O tiroteio começou na praça do Carmo quando falava o senador piauiense Pires Rabelo. Já era noite no largo do Carmo, que estava lotado de gente quando o senador pelo Piauí se dirigindo para a massa, disse: “Este governo é um ladrão de votos”. Ele se referia a vitória não concretizada de João Pessoa e Getúlio Vargas. Foi o bastante. Tomando o “ladrão” em seu sentido literal, os comandantes da Força Pública mandaram os subordinados abrirem fogo e avançarem sobre a massa com uma carga de cavalaria, que portava baionetas.
Aristeu Aguiar foi criminalizado por ordenar o massacre
Os cavalariços sob as ordens de Aristeu Aguiar chegaram a entrar montados no interior da Igreja do Carmo. Anos depois foram criminalmente responsabilizados pelo massacre. Vaja a relação dos que foram responsabilizados criminalmente: Aristeu Aguiar; o ex-secretário Mirabeau Pimentel e os militares tenente-coronel Hermínio de Holanda Cavalcanti, tenentes José Hortêncio Messias, Inácio Gonçalves, Adolfo Bittencourt, Otto Netto e Leósculo de Oliveira Campos, além dos sargentos Manoel Pereira de Miranda, Newton Santos Neto e Francisco Fernandes de Miranda e o soldado José Esteves dos Santos.

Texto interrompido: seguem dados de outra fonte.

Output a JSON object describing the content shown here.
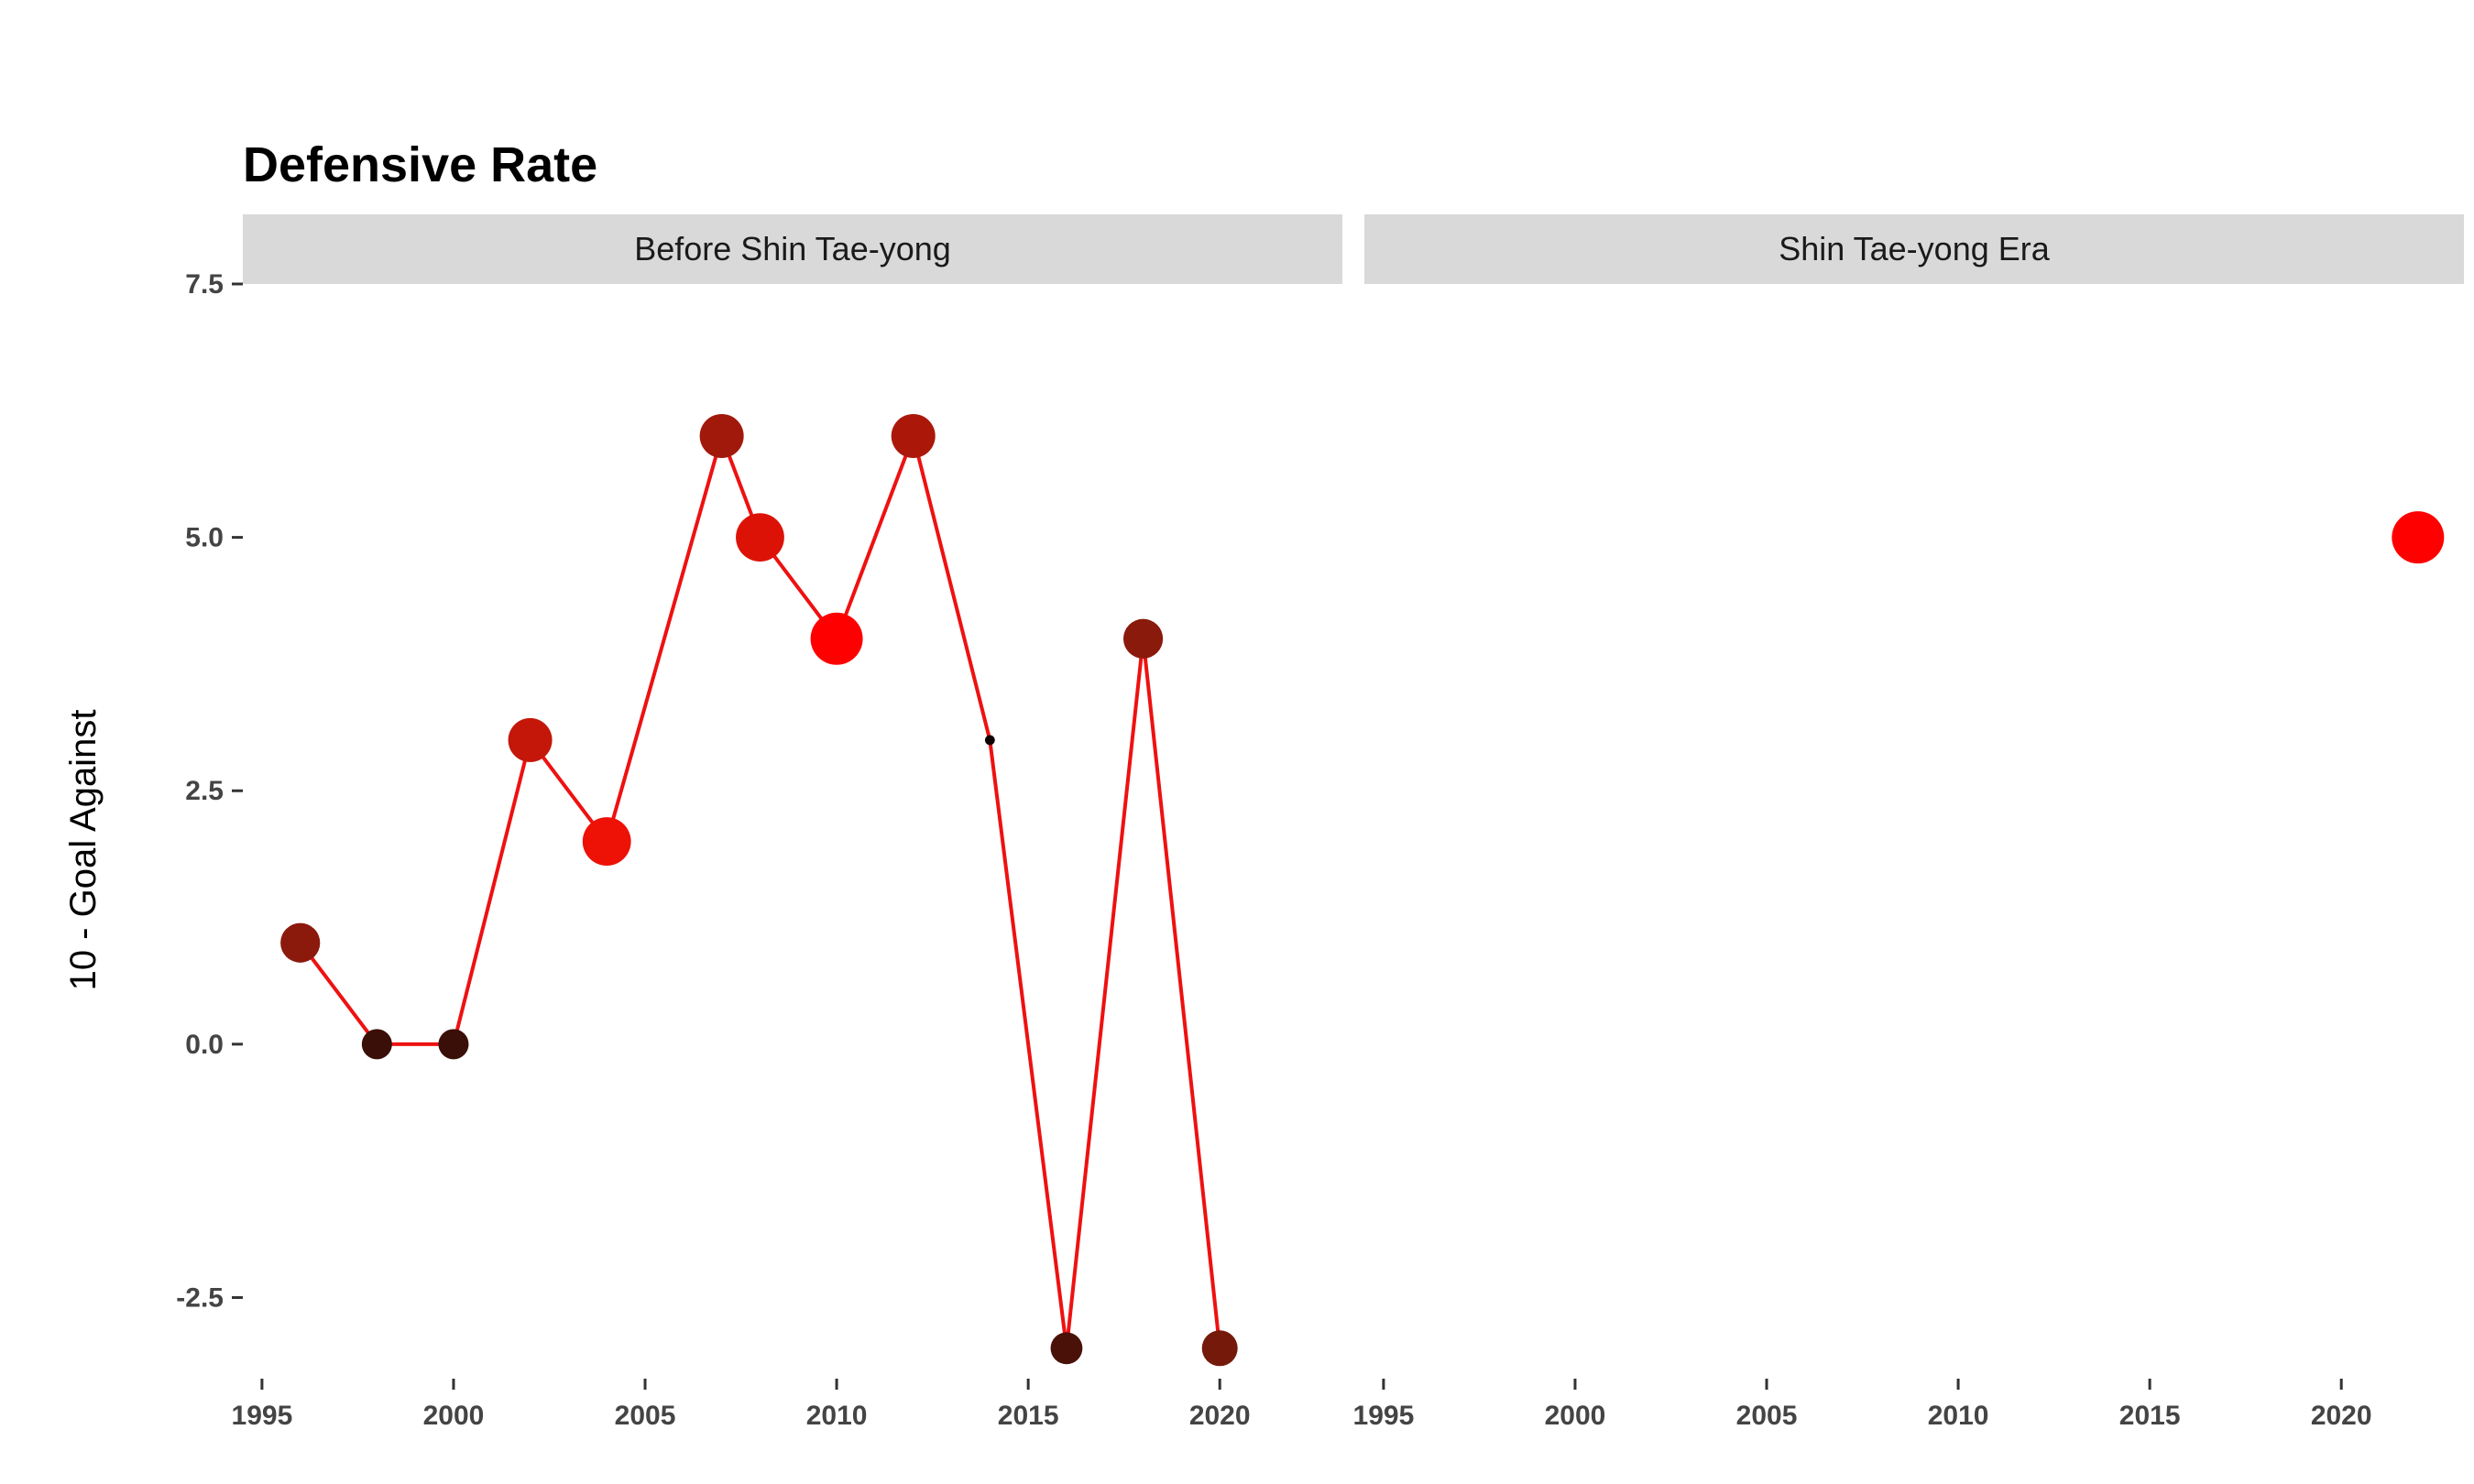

Assim como é atualmente, há 90 anos atrás o largo do Carmo era acessado por apenas três ruas. Quando a Revolução de 30 foi detonada em Minas Gerais, Rio Grande do Sul e Rio de Janeiro, a reação em cadeia foi instantânea. Era preciso derrubar todos os presidentes estaduais que haviam apoiado a vitória eleitoral de Júlio Prestes e que, por conseguinte, eram fiéis ao presidente Washington Luiz.
Aristeu Aguiar fugiu em um navio cargueiro italiano
O Espírito Santo, por isso, foi invadido por tropas militares revolucionárias provenientes do Rio de Janeiro e de Minas Gerais. Sem forças armadas suficientes para resistir à altura, o presidente Aristeu de Aguiar abandonou o cargo e embarcou para o exílio em um navio cargueiro italiano que estava no porto de Vitória. Seus aliados políticos refugiaram-se em localidades próximas à capital.

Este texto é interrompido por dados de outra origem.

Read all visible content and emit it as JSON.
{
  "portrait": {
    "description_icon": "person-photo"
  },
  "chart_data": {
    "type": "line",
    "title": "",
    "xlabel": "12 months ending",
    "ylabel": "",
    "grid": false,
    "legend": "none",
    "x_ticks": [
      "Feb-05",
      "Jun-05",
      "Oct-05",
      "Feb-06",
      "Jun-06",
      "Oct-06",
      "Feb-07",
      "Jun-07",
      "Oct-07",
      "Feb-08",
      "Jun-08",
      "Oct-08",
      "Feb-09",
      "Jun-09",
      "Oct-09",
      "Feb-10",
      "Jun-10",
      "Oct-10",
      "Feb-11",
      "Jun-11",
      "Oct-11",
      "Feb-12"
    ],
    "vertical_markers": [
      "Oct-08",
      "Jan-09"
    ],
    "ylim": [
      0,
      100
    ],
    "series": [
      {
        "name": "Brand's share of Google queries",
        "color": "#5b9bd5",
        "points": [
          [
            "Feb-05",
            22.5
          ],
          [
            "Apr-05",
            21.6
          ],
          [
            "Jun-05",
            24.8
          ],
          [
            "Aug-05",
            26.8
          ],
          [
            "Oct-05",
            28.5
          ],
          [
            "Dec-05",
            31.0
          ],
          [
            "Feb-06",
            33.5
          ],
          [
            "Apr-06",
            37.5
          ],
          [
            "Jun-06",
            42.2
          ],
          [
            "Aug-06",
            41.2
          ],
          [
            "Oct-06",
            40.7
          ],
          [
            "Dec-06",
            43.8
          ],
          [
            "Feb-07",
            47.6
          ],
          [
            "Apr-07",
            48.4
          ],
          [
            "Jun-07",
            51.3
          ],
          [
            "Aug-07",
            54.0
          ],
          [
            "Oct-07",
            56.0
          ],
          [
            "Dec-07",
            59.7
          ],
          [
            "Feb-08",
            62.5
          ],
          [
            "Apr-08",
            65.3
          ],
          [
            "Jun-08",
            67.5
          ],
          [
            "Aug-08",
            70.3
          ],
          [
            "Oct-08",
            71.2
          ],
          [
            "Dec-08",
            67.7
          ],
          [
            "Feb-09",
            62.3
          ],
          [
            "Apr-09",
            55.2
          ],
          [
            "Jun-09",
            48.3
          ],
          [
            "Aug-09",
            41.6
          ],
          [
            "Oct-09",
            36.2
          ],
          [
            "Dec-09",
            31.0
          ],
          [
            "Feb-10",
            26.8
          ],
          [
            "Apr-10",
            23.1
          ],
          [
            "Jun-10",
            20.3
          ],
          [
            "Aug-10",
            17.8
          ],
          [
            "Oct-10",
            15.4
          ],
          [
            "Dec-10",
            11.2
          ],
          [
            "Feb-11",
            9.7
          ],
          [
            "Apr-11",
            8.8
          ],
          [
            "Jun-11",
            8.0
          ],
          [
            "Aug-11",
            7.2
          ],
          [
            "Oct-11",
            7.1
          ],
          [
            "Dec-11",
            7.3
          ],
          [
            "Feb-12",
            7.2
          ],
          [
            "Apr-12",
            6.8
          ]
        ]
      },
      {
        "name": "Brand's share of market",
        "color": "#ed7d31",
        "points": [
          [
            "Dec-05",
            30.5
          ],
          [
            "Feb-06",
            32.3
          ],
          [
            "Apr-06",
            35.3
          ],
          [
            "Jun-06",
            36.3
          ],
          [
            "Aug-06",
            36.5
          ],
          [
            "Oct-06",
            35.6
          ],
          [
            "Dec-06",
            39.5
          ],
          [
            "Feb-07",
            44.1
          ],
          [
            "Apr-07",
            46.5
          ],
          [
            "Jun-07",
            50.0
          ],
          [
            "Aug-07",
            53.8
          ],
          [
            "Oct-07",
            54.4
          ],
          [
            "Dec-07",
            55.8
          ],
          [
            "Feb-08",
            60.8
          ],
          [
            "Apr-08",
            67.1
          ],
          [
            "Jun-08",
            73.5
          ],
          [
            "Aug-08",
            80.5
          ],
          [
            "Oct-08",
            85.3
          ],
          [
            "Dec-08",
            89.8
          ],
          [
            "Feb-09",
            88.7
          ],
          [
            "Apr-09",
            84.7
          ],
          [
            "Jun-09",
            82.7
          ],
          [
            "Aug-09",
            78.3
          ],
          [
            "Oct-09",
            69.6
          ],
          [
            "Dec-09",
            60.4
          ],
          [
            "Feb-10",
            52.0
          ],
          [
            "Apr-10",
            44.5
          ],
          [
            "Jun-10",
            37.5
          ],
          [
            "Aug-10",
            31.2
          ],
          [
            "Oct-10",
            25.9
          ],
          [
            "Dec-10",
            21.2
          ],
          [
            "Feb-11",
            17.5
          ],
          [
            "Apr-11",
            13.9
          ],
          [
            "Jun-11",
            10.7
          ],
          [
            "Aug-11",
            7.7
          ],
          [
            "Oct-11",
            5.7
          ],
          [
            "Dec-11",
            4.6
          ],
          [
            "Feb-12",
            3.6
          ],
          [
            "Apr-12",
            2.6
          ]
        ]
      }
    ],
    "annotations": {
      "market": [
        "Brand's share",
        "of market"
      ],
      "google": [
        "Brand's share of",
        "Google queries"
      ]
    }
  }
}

As colunas militares percorreram o Estado. Substituíam, nas cidades por onde passavam, os prefeitos que tivessem alguma ligação política com as lideranças estaduais ou federais que estavam sendo afastadas do poder. Para governar o Espírito Santo, Getúlio Vargas nomeou, por decreto, um militar-interventor: o capitão mineiro João Punaro Bley.O capitão Bley administrou o Espírito Santo como interventor de 1930 a 1935 e, depois, como governador indicado pela Assembleia Legislativa do Espírito Santo de 1935 a 1937 e novamente como interventor de 1937 a 1943. Leia a seguir a íntegra do projeto que foi aprovado e virou lei (depende apenas da sanção do prefeito), em arquivo PDF:
226082-202107011456591556-assinadoO que diz a Câmara de Vereadores
Procurada para se posicionar se a lei é para valer mesmo e se a homenagem que é feita a Aristeu Aguiar, o autor do Massacre da Igreja do Carmo, vai ser retirada e em seu local colocar o nome de alguém que tenha feito alguma coisa de útil para a Capital do Espírito Santo, a Câmara deu a seguinte resposta: “Segundo o autor, o vereador Armandinho, a Câmara terá um canal para que o munícipe faça denúncias e, então, entrarão solicitando a troca de nome”.
Na sua justificativa, o vereador Armando Fontoura Borges Filho, o Armandinho (Podemos), alega que o seu projeto (agora lei aprovada) “faz justiça ao homem de bem, vigora a ética e a seriedade do Estado”. Caso o prefeito de Vitória, Lorenzo Pazolini (Republicanos) sancione e o projeto vire lei, será feita a prova de fogo no primeiro dia em que vigorar. Caso o nome do responsável pelo Massacre do Carmo, Aristeu Aguiar, continue sendo nome de rua, a lei cairá por descrédito e assinala que não visa fazer justiça aos “homens de bem”.